In English language, time is mostly related to length. We say ‘how long have you lived there?’, ‘long time no see!’, ‘let’s take a short break’ and etc. When to refer to time, we imagine a line of point A and B, and the development of time is the line between the two points. The longer the line becomes, the more we perceive the time.
In Spanish language, time is mostly related to volume. The common expressions go: ‘cuánto tiempo has vivido allá(how much time have you lived there)’, ‘qué mucho tiempo sin verte(how much time we haven’t seen each other!), ‘tomemos una pequeña pausa(let’s take a small break)’ and etc. When to refer to time, we imagine a box that is being filled, and the development of time is the quantity that fills the box. The more quantity the box fills, the more we perceive the time.
In Korean language, time is mostly related to velocity. As modern Korean culture is known as ‘pali pali(빨리 빨리)’ culture, of which literal meaning is ‘quicker and faster’, Korean language speakers happen to perceive time with its velocity. ‘우리 안 본지가 벌써 그렇게 됐나?(it’s been already such that we haven’t seen each other?)’, ‘잠깐 쉴까요?(let’s take a quick break)’, ‘이번 휴가도 순식간에 지나가네(this vacation passes as an eye blink)’ and etc. When to refer to time, we imagine a spinning clock whose hands are running. The faster the hands run, the more we perceive the time.
I exemplified those three languages above, since those are three languages that I dominate even in thoughts and dreams. As so, I realised that how I perceive time is different than that of other monolinguals. This gives a flexibility on thinking, permitting myself going back and forth different languages effortlessly and unconsciously with different dimensions of time. But at the same time, it gives me blurred answer when one asks; how long have you lived in Argentina? I answer; An instance? I feel like I arrived to Buenos Aires yesterday. Yes, it happens when a English monolingual asks me with the concept of time in length, and my answer is with the concept of time in velocity, for example.
It is still getting more interesting to think in Chinese language, so far as I’ve perceived, there is no time concept in the very language. In Chinese language, people say ‘明天下雨(it rain tomorrow)’, instead of saying ‘it will rain tomorrow(or it rains tomorrow)’ as in English form. They indicate the future with the possibility(会) of action happening, and the past with the termination(了) of action. Unlike other languages there is no conjugation of Chinese verb differentiating by time tension. (I know basic Chinese, but it’s not one of my dominating languages, which I’d like it to be one in near future.)
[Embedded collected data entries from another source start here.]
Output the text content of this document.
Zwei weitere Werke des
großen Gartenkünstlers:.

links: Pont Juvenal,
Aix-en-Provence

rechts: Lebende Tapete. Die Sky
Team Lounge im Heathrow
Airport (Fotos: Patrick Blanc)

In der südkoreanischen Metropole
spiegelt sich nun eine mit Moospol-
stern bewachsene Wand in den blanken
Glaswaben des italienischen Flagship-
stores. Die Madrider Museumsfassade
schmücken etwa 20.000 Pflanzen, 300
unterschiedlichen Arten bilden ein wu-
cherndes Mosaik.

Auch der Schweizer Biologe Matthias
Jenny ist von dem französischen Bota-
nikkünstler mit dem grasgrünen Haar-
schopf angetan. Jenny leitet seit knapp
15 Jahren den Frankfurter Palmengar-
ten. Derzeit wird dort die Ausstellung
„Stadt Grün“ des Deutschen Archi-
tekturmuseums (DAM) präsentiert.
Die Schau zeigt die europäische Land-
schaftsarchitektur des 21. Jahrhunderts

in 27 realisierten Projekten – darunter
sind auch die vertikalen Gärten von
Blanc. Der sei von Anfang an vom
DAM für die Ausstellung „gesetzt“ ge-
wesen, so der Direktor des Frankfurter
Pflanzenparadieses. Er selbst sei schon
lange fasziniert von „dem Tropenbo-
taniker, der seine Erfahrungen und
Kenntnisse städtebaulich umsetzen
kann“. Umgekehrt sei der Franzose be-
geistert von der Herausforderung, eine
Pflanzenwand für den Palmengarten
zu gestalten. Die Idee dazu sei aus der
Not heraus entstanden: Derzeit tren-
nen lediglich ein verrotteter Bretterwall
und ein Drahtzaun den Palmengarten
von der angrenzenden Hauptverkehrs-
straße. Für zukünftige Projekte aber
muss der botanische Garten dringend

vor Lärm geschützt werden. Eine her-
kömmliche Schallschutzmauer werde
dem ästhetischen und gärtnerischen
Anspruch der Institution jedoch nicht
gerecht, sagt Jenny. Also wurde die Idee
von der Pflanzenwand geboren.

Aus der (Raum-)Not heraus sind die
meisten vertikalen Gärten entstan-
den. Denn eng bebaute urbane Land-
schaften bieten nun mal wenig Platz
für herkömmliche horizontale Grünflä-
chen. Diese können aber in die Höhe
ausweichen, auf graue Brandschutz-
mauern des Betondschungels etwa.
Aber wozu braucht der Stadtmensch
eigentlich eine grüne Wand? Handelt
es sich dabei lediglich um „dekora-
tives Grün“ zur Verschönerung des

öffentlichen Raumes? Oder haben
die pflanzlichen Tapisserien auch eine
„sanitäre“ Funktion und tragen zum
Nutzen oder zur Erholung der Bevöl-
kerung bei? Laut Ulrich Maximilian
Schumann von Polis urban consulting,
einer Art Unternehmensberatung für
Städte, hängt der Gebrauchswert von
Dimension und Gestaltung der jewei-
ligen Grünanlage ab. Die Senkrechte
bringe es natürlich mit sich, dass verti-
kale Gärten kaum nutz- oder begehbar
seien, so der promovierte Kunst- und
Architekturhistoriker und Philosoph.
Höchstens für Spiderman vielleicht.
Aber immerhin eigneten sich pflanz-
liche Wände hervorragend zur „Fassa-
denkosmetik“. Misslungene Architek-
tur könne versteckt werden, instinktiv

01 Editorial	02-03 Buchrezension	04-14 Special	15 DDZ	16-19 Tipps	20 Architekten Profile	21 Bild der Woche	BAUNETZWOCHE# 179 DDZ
I thought about these different dimensions of time, and I felt glad and proud that each language is helping me to have different points of view toward time perception; which makes me conclude that each of these languages are important and unique to me. Thanks to these languages, it wouldn’t be arrogant for me to say that I’ve lived much, I’ve lived running quickly and I’ve lived long enough. Even with Chinese language I’d be able to say; I live, no matter how you perceive time differently to mine.
Will there be any comparative literature study in those languages which perceive and form time differently? It would be interesting to read and analyse.
How other languages would perceive time, then?